The Imperial Ballet, Balanchine, & the Ballets Russes
Once she began training at the Imperial Ballet, Geva began to develop her talents. Although most classes were separated by gender at the Imperial Ballet, ballroom classes were co-ed. In a defining moment, Geva met George Balanchine in a ballroom class at the Imperial Ballet. Marrying him before she turned 18, they began to work together to create brilliant but misunderstood works.
Unhappy with the current conditions in Soviet Russia as well as in the Imperial Ballet itself, Geva and her husband looked towards Paris. While on tour in 1924, Geva, Balanchine, Alexandra Danilova, and Nicholas Efimov refused to return to the Soviet Union. Instead, all four dancers took positions with The Ballets Russes in France, a company that remains one of the most renowned dance companies of all time. However, each of the four dancers would experience different dynamics within the company. Balanchine would become a star choreographer, and Alexandra Danilova, Balanchine’s next wife, would become the star of the Ballets Russes. Efimov and Geva, however, were overlooked.
Geva noted that Diaghilev, the impresario of the Ballets Russes, consistently placed her in the corps de ballet. In simple terms, she wanted more lead roles and actively pursued them. After the Ballets Russes disbanded, Balanchine and Geva began to work with a new company called La Chauve-Souris. By the time they began work with the Chauve-Souris, Geva and Balanchine were divorced, but they would remain amicable and close throughout their lives, with Geva even nursing Balanchine back to health when he fell ill. As they began work in the US, their partnership would prove crucial.

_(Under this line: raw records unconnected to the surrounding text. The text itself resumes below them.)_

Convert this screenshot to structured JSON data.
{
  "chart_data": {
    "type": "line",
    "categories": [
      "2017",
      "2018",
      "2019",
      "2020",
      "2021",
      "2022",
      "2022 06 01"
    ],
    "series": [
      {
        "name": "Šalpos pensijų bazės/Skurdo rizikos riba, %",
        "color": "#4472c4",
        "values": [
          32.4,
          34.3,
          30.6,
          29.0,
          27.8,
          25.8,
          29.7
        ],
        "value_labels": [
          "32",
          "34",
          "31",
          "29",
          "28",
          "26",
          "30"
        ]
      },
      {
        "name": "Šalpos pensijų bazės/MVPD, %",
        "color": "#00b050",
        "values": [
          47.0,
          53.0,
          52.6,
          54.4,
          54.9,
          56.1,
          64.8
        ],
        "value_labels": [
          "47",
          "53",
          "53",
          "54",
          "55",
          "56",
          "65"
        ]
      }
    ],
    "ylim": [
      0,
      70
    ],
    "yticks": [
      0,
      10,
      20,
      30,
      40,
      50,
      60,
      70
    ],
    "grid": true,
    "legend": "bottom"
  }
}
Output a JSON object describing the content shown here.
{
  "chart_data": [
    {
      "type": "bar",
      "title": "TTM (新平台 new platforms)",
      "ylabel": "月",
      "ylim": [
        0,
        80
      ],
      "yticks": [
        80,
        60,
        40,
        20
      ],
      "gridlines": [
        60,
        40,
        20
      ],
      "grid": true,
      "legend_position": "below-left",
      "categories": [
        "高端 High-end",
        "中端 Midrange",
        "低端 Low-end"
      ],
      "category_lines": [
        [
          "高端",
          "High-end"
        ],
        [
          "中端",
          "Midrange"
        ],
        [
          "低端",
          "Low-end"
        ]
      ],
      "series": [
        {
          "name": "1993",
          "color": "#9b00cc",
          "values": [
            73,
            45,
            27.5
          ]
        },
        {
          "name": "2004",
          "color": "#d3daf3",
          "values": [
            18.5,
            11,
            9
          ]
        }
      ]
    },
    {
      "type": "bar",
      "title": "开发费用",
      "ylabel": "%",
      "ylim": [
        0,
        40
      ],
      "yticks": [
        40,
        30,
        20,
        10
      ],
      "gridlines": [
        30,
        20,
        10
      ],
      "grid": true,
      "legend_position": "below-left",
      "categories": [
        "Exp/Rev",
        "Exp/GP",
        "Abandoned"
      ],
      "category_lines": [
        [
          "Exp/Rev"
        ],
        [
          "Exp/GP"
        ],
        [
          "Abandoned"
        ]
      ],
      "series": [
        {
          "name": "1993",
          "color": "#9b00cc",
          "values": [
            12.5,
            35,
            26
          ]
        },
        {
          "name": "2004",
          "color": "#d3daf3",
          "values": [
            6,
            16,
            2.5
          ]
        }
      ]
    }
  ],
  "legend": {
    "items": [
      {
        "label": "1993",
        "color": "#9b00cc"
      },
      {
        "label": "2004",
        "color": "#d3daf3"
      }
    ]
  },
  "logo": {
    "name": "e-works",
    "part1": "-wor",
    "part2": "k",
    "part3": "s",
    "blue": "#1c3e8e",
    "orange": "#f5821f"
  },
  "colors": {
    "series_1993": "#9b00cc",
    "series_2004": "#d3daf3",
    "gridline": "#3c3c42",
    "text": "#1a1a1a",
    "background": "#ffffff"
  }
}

Arrival in America & Time in Theater
Touring internationally with the Chauve-Souris, Geva brought Balanchine’s choreography to America. Led by Russian-Armenian artist Nikita Balieff, La Chauve-Souris was a touring revue that began in Moscow and continued later in France and the United States. Material from the show consisted of comedy, acting, singing, and dancing. The Chauve-Souris was so influential that their choreography is still performed in the USA today; for example, the Rockette’s famous “Parade of the Wooden Soldiers” is taken from one of the Chauve-Souris’ original shows.
Part of this success was due to Geva’s influence. Her versatile performances were immediately praised, and in many ways, she became the face of new choreographic ideas and styles in America. After her time with the Chauve-Souris, she began her solo career, working on many different projects. Because they were able to keep a close relationship, she appeared in guest roles choreographed by Balanchine with The American Ballet. Then, she began her music and theater career. Geva’s list of performance credits is varied and many, ranging from ballet to more contemporary dance forms like Broadway and film.

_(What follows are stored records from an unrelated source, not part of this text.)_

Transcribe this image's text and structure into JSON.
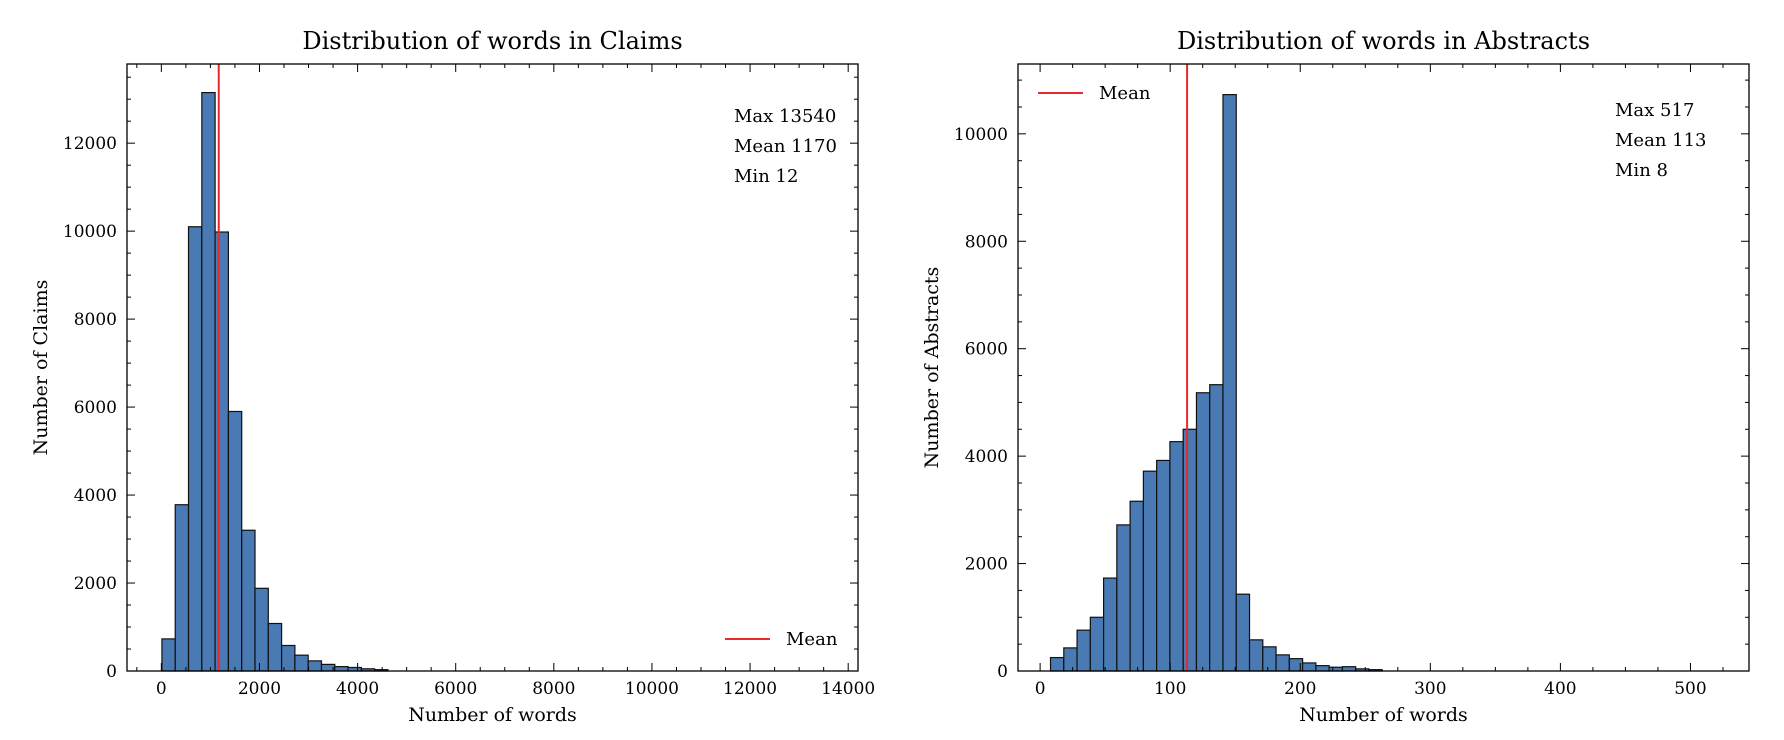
{
  "chart_data": [
    {
      "type": "bar",
      "title": "Distribution of words in Claims",
      "xlabel": "Number of words",
      "ylabel": "Number of Claims",
      "xlim": [
        -700,
        14200
      ],
      "ylim": [
        0,
        13800
      ],
      "xticks": [
        0,
        2000,
        4000,
        6000,
        8000,
        10000,
        12000,
        14000
      ],
      "yticks": [
        0,
        2000,
        4000,
        6000,
        8000,
        10000,
        12000
      ],
      "bin_width": 271,
      "bins": [
        {
          "x0": 12,
          "count": 730
        },
        {
          "x0": 283,
          "count": 3780
        },
        {
          "x0": 554,
          "count": 10100
        },
        {
          "x0": 825,
          "count": 13150
        },
        {
          "x0": 1096,
          "count": 9980
        },
        {
          "x0": 1367,
          "count": 5900
        },
        {
          "x0": 1638,
          "count": 3200
        },
        {
          "x0": 1909,
          "count": 1880
        },
        {
          "x0": 2180,
          "count": 1080
        },
        {
          "x0": 2451,
          "count": 580
        },
        {
          "x0": 2722,
          "count": 360
        },
        {
          "x0": 2993,
          "count": 230
        },
        {
          "x0": 3264,
          "count": 150
        },
        {
          "x0": 3535,
          "count": 100
        },
        {
          "x0": 3806,
          "count": 80
        },
        {
          "x0": 4077,
          "count": 50
        },
        {
          "x0": 4348,
          "count": 30
        }
      ],
      "mean_line": 1170,
      "mean_color": "#e8282b",
      "bar_color": "#4a7ab3",
      "stats": {
        "max": "Max 13540",
        "mean": "Mean 1170",
        "min": "Min 12"
      },
      "legend": {
        "label": "Mean",
        "position": "lower-right"
      }
    },
    {
      "type": "bar",
      "title": "Distribution of words in Abstracts",
      "xlabel": "Number of words",
      "ylabel": "Number of Abstracts",
      "xlim": [
        -17,
        545
      ],
      "ylim": [
        0,
        11300
      ],
      "xticks": [
        0,
        100,
        200,
        300,
        400,
        500
      ],
      "yticks": [
        0,
        2000,
        4000,
        6000,
        8000,
        10000
      ],
      "bin_width": 10.2,
      "bins": [
        {
          "x0": 8,
          "count": 250
        },
        {
          "x0": 18.2,
          "count": 430
        },
        {
          "x0": 28.4,
          "count": 760
        },
        {
          "x0": 38.6,
          "count": 1000
        },
        {
          "x0": 48.8,
          "count": 1730
        },
        {
          "x0": 59,
          "count": 2720
        },
        {
          "x0": 69.2,
          "count": 3160
        },
        {
          "x0": 79.4,
          "count": 3720
        },
        {
          "x0": 89.6,
          "count": 3920
        },
        {
          "x0": 99.8,
          "count": 4270
        },
        {
          "x0": 110,
          "count": 4500
        },
        {
          "x0": 120.2,
          "count": 5180
        },
        {
          "x0": 130.4,
          "count": 5330
        },
        {
          "x0": 140.6,
          "count": 10730
        },
        {
          "x0": 150.8,
          "count": 1430
        },
        {
          "x0": 161,
          "count": 580
        },
        {
          "x0": 171.2,
          "count": 450
        },
        {
          "x0": 181.4,
          "count": 300
        },
        {
          "x0": 191.6,
          "count": 230
        },
        {
          "x0": 201.8,
          "count": 150
        },
        {
          "x0": 212,
          "count": 100
        },
        {
          "x0": 222.2,
          "count": 70
        },
        {
          "x0": 232.4,
          "count": 80
        },
        {
          "x0": 242.6,
          "count": 40
        },
        {
          "x0": 252.8,
          "count": 25
        }
      ],
      "mean_line": 113,
      "mean_color": "#e8282b",
      "bar_color": "#4a7ab3",
      "stats": {
        "max": "Max 517",
        "mean": "Mean 113",
        "min": "Min 8"
      },
      "legend": {
        "label": "Mean",
        "position": "upper-left"
      }
    }
  ]
}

On Broadway, she starred in Whoopee (1928), Three’s a Crowd (1930), Flying Colors (1932), and most importantly, On Your Toes (1936). In London, she starred with Raymond Massey in the stage premiere of Robert E. Sherwood’s antiwar play, Idiot’s Delight. In 1953, she appeared in a New York revival of George Bernard Shaw’s Misalliance. In film, she performed in Their Big Moment (1934) and Orchestra Wives (1942). In 1946, she choreographed the dance sequences in the Ben Hecht film Specter of the Rose.

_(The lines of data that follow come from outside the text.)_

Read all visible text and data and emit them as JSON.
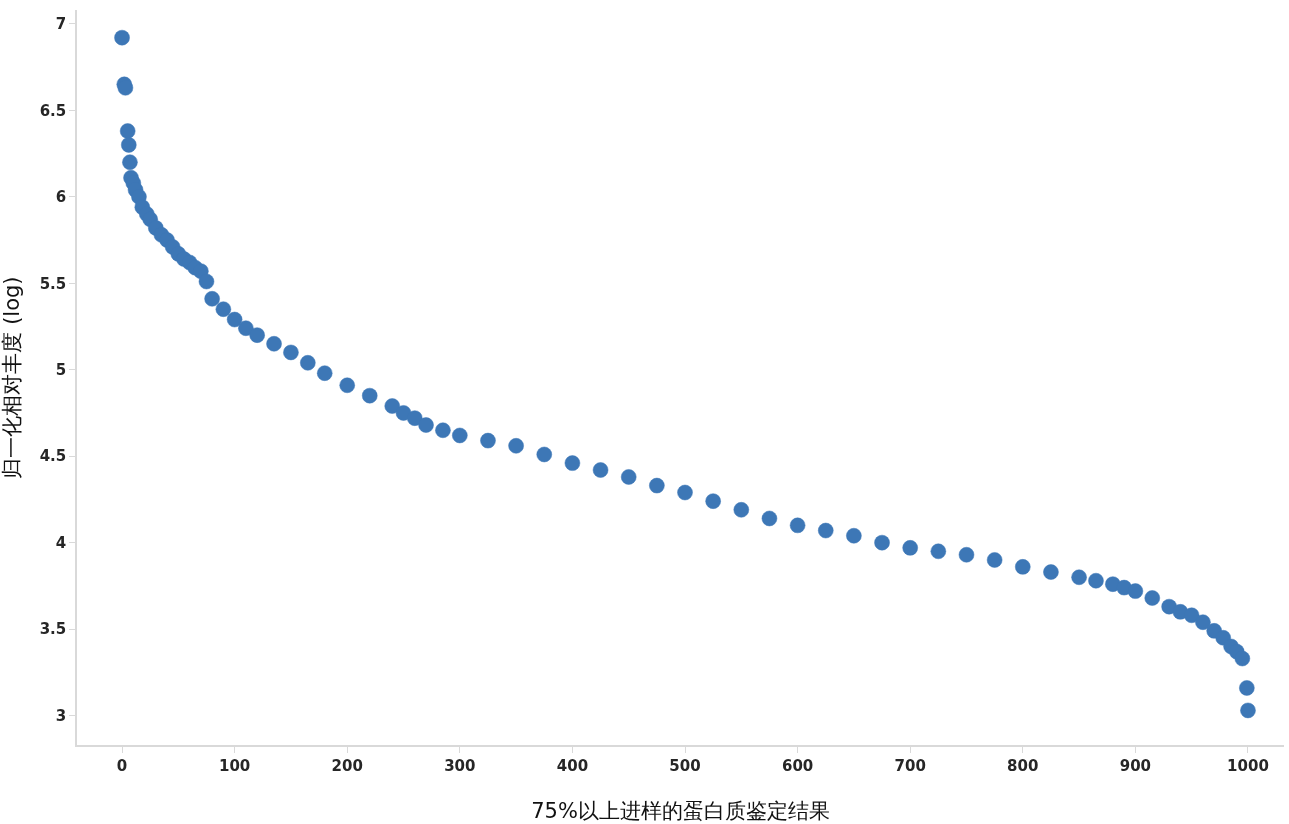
{
  "chart_data": {
    "type": "scatter",
    "xlabel": "75%以上进样的蛋白质鉴定结果",
    "ylabel": "归一化相对丰度 (log)",
    "x": [
      0,
      2,
      3,
      5,
      6,
      7,
      8,
      10,
      12,
      15,
      18,
      22,
      25,
      30,
      35,
      40,
      45,
      50,
      55,
      60,
      65,
      70,
      75,
      80,
      90,
      100,
      110,
      120,
      135,
      150,
      165,
      180,
      200,
      220,
      240,
      250,
      260,
      270,
      285,
      300,
      325,
      350,
      375,
      400,
      425,
      450,
      475,
      500,
      525,
      550,
      575,
      600,
      625,
      650,
      675,
      700,
      725,
      750,
      775,
      800,
      825,
      850,
      865,
      880,
      890,
      900,
      915,
      930,
      940,
      950,
      960,
      970,
      978,
      985,
      990,
      995,
      999,
      1000
    ],
    "series": [
      {
        "color": "#3d77b6",
        "values": [
          6.92,
          6.65,
          6.63,
          6.38,
          6.3,
          6.2,
          6.11,
          6.08,
          6.04,
          6.0,
          5.94,
          5.9,
          5.87,
          5.82,
          5.78,
          5.75,
          5.71,
          5.67,
          5.64,
          5.62,
          5.59,
          5.57,
          5.51,
          5.41,
          5.35,
          5.29,
          5.24,
          5.2,
          5.15,
          5.1,
          5.04,
          4.98,
          4.91,
          4.85,
          4.79,
          4.75,
          4.72,
          4.68,
          4.65,
          4.62,
          4.59,
          4.56,
          4.51,
          4.46,
          4.42,
          4.38,
          4.33,
          4.29,
          4.24,
          4.19,
          4.14,
          4.1,
          4.07,
          4.04,
          4.0,
          3.97,
          3.95,
          3.93,
          3.9,
          3.86,
          3.83,
          3.8,
          3.78,
          3.76,
          3.74,
          3.72,
          3.68,
          3.63,
          3.6,
          3.58,
          3.54,
          3.49,
          3.45,
          3.4,
          3.37,
          3.33,
          3.16,
          3.03
        ]
      }
    ],
    "xlim": [
      -40,
      1032
    ],
    "ylim": [
      2.83,
      7.08
    ],
    "xticks": [
      0,
      100,
      200,
      300,
      400,
      500,
      600,
      700,
      800,
      900,
      1000
    ],
    "yticks": [
      3,
      3.5,
      4,
      4.5,
      5,
      5.5,
      6,
      6.5,
      7
    ],
    "legend": false
  }
}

In her later years, Geva mainly served as a teacher and instructor. Additionally, she published her auto-biography Split Seconds in 1972. Over the span of her career, Geva served as a performer, a choreographer, and a teacher in multiple genres. From her, we have not only many works of art but also a written account of dance history.
Tamara Geva: A Multidimensional Dance Artist
Tamara Geva is most often remembered as Balanchine’s first wife and muse in dance scholarship and popular media, but in truth, she was fundamental in developing dance in the USA. Creating the face of American ballet and dance theater in the United States, Geva would establish legendary works and characters like her role in On Your Toes. As we watch dance in America today, it’s important to remember the many women who overcame incredible personal challenges to physically carry the art form to America. Demonstrating resilience, grit, talent, and determination, this was Tamara Geva: a woman who fully embodied what American dance would become.